Hamiltonian learning is a cornerstone for advancing accurate many-body simulations, improving quantum device performance, and enabling quantum-enhanced sensing. Existing readily deployable quantum metrology techniques primarily focus on achieving Heisenberg-limited precision in one- or two-qubit systems. In contrast, general Hamiltonian learning theories address broader classes of unknown Hamiltonian models but are highly inefficient due to the absence of prior knowledge about the Hamiltonian. There remains a lack of efficient and practically realizable Hamiltonian learning algorithms that directly exploit the known structure and prior information of the Hamiltonian, which are typically available for a given quantum computing platform. In this work, we present the first Hamiltonian learning algorithm that achieves both Cramer-Rao lower bound saturated optimal precision and robustness to realistic noise, while exploiting device structure for quadratic reduction in experimental cost for fully connected Hamiltonians.
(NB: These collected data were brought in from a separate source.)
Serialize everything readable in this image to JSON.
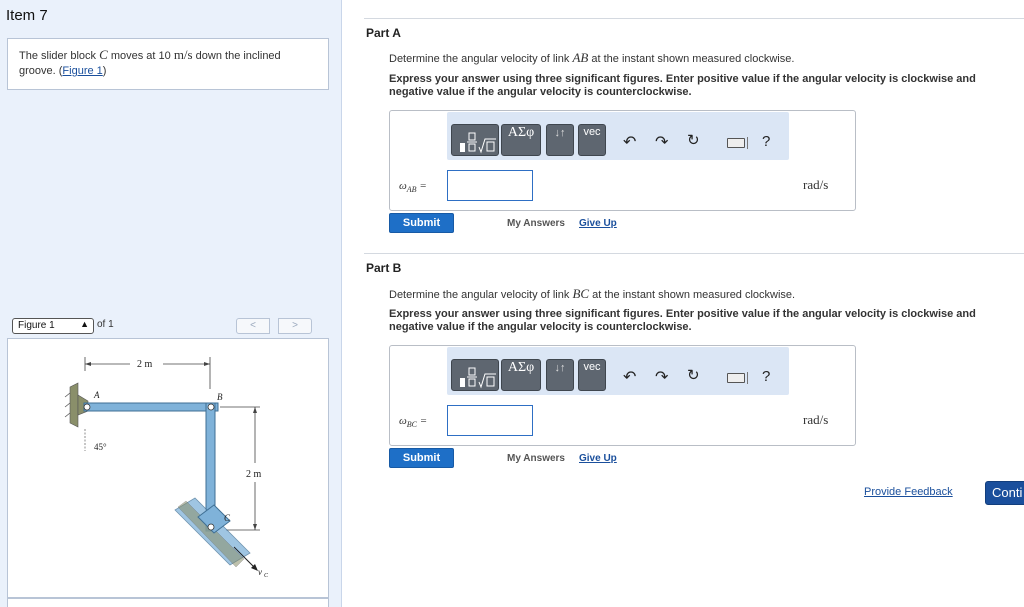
{
  "item": {
    "title": "Item 7"
  },
  "problem": {
    "text_before": "The slider block ",
    "var_c": "C",
    "text_mid": " moves at 10 ",
    "unit": "m/s",
    "text_after": " down the inclined groove. (",
    "figure_link": "Figure 1",
    "close": ")"
  },
  "figure": {
    "selector": "Figure 1",
    "of_text": "of 1",
    "prev": "<",
    "next": ">",
    "labels": {
      "dim_top": "2 m",
      "dim_side": "2 m",
      "a": "A",
      "b": "B",
      "c": "C",
      "angle": "45°",
      "vc": "v",
      "vc_sub": "C"
    }
  },
  "colors": {
    "link_fill": "#7fb2d9",
    "link_stroke": "#3f6f94",
    "submit": "#1e6fc7",
    "accent_link": "#1a4f9c"
  },
  "parts": [
    {
      "title": "Part A",
      "q_before": "Determine the angular velocity of link ",
      "q_var": "AB",
      "q_after": " at the instant shown measured clockwise.",
      "instruction": "Express your answer using three significant figures. Enter positive value if the angular velocity is clockwise and negative value if the angular velocity is counterclockwise.",
      "var_label": "ω",
      "var_sub": "AB",
      "equals": "=",
      "value": "",
      "unit": "rad/s",
      "submit": "Submit",
      "my_answers": "My Answers",
      "give_up": "Give Up"
    },
    {
      "title": "Part B",
      "q_before": "Determine the angular velocity of link ",
      "q_var": "BC",
      "q_after": " at the instant shown measured clockwise.",
      "instruction": "Express your answer using three significant figures. Enter positive value if the angular velocity is clockwise and negative value if the angular velocity is counterclockwise.",
      "var_label": "ω",
      "var_sub": "BC",
      "equals": "=",
      "value": "",
      "unit": "rad/s",
      "submit": "Submit",
      "my_answers": "My Answers",
      "give_up": "Give Up"
    }
  ],
  "toolbar": {
    "greek": "ΑΣφ",
    "arrows": "↓↑",
    "vec": "vec",
    "undo_icon": "undo-icon",
    "redo_icon": "redo-icon",
    "reset_icon": "reset-icon",
    "keyboard_icon": "keyboard-icon",
    "help": "?"
  },
  "footer": {
    "feedback": "Provide Feedback",
    "continue": "Conti"
  }
}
Moreover, this approach enables simultaneous in-situ estimation of all Hamiltonian parameters without requiring the decoupling of non-learnable interactions during the same experiment, thereby allowing comprehensive characterization of the system's intrinsic contextual errors. Notably, our algorithm does not require deep circuits and remains robust against both depolarizing noise and time-dependent coherent errors. We demonstrate its effectiveness with a detailed experimental proposal along with supporting numerical simulations on Rydberg atom quantum simulators, showcasing its potential for high-precision Hamiltonian learning in the NISQ era.